Guardaron silencio durante algún tiempo. Hans Mein Igel suspiró bajito. Los caballos relinchaban intranquilos en la oscuridad.

– ¿No sería esto -arriesgó Reynevan- el fin de la orden de caballería? ¿Y de la caballerosidad? La infantería, solidaria y cerrada, hombro con hombro, ¿no basta con que le plante cara a la caballería acorazada sino que hasta va a ser capaz de vencerla? Los escoceses en Bannockburn, los flamencos en Courtrai, los suizos en Sempach y Morgarten, los ingleses en Azincourt, los bohemios en Vítkov y Vysehrad, en Sudomer y Brod de los Alemanes… ¿Quizá es éste el final de… una época? ¿Quizá se acerca el final de la caballería?

– Una guerra sin caballería y caballerosidad -habló al cabo Zawisza el Negro- habrá de dar en asesinato común y corriente. Y por ello en genocidio. No querría tomar parte en algo así. Mas no pienso que acontezca tan pronto, de modo que no creo que viva para verlo. Dicho sea entre nosotros, no querría yo verlo.

El silencio reinó durante largo rato. El fuego se iba apagando, su luminosidad se tiftó de color rubí, de vez en cuando estallaban llamitas azuladas o geiseres de chispas. Uno de los escuderos roncaba. Zawisza se limpió la frente con la mano. Hans Mein Igel, negro como un retazo de tinieblas, movió los labios. Cuando por segunda vez se reflejó el fuego en sus ojos, Reynevan se dio cuenta de que el ser lo estaba mirando.

– El amor -dijo de pronto Hans Mein Igel- no tiene un solo nombre. Y a ti, joven herbolario, será él quien te marque la fortuna. Porque muchos tiene la diosa nombres. Y aún más rostros.
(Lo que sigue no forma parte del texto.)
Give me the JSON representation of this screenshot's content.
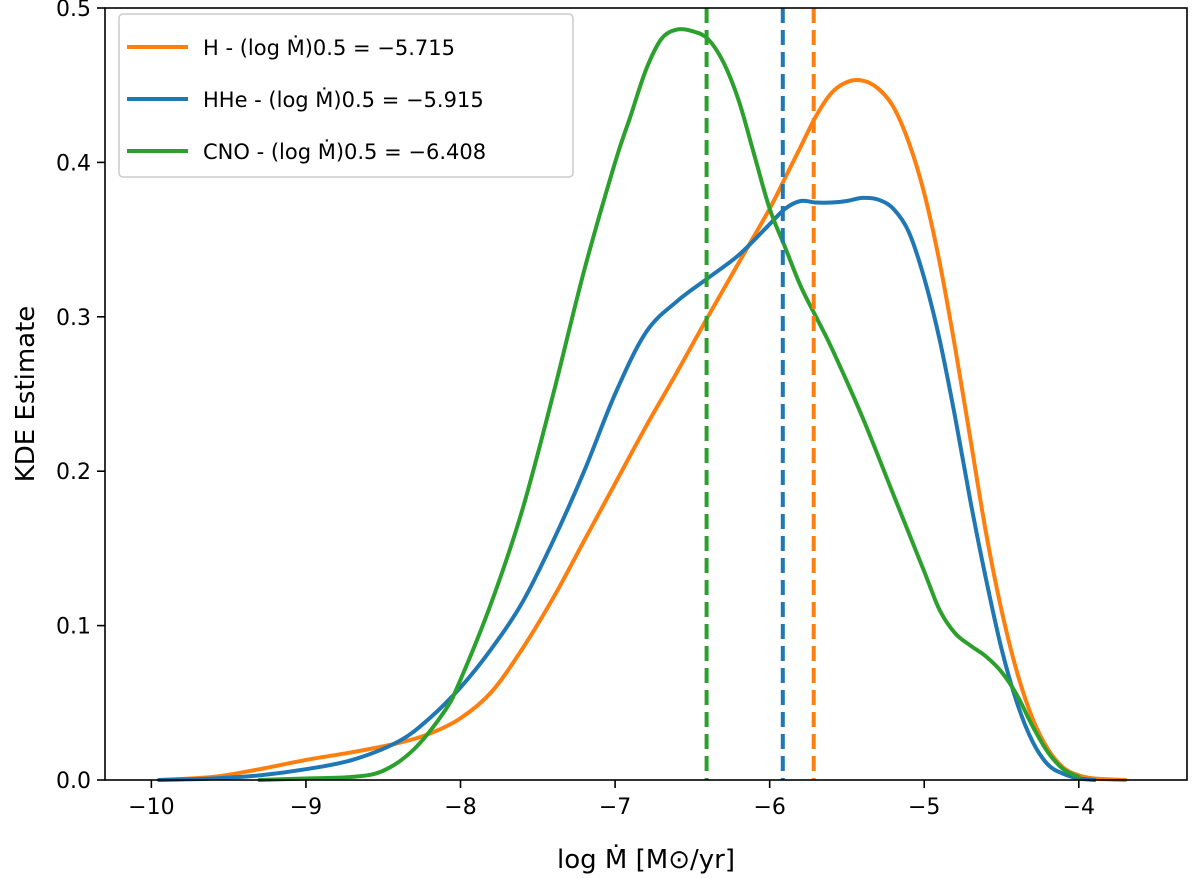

Reynevan calló, estupefacto. El que reaccionó fue Zawisza.

– Vaya, vaya -dijo-. Una profecía. Como todas, difícil de entender, como todas, sirve para todo y para nada a la vez. No os enfadéis, don Hans. ¿Y para mí? ¿Tendrá vuesa merced algo?

Hans Mein Igel movió la cabeza y los labios.

– Junto al gran río -dijo por fin con su voz ronca y casi ininteligible- se alza un gran castillo en lo alto de un monte. Arriba, y el agua lo rodea. Se llama así: Monte de las Palomas. Mal lugar. No vayas allá, Sulima. Mal lugar para ti, ese Monte de las Palomas. No vayas allí. Vuelve.

Zawisza calló largo rato, se veía que estaba sumido en sus pensamientos. Calló tan largo rato que Reynevan pensó que iba a recibir con silencio las extrañas palabras del extraño ser nocturno. Se equivocaba.

– Yo -interrumpió Zawisza el silencio- hombre de espada soy. Sé lo que me aguarda. Conozco mi destino. Lo conozco desde hace casi cuarenta años, desde el momento en que tomé la espada en la mano. Mas no miraré hacia atrás. No miraré a los campos de derrotas deshonrosas, las tumbas de perro, ni a las traiciones reales, a la maldad, la mezquindad y la falta de Dios en las almas. No me daré la vuelta en el camino elegido, señor don Hans Mein Igel.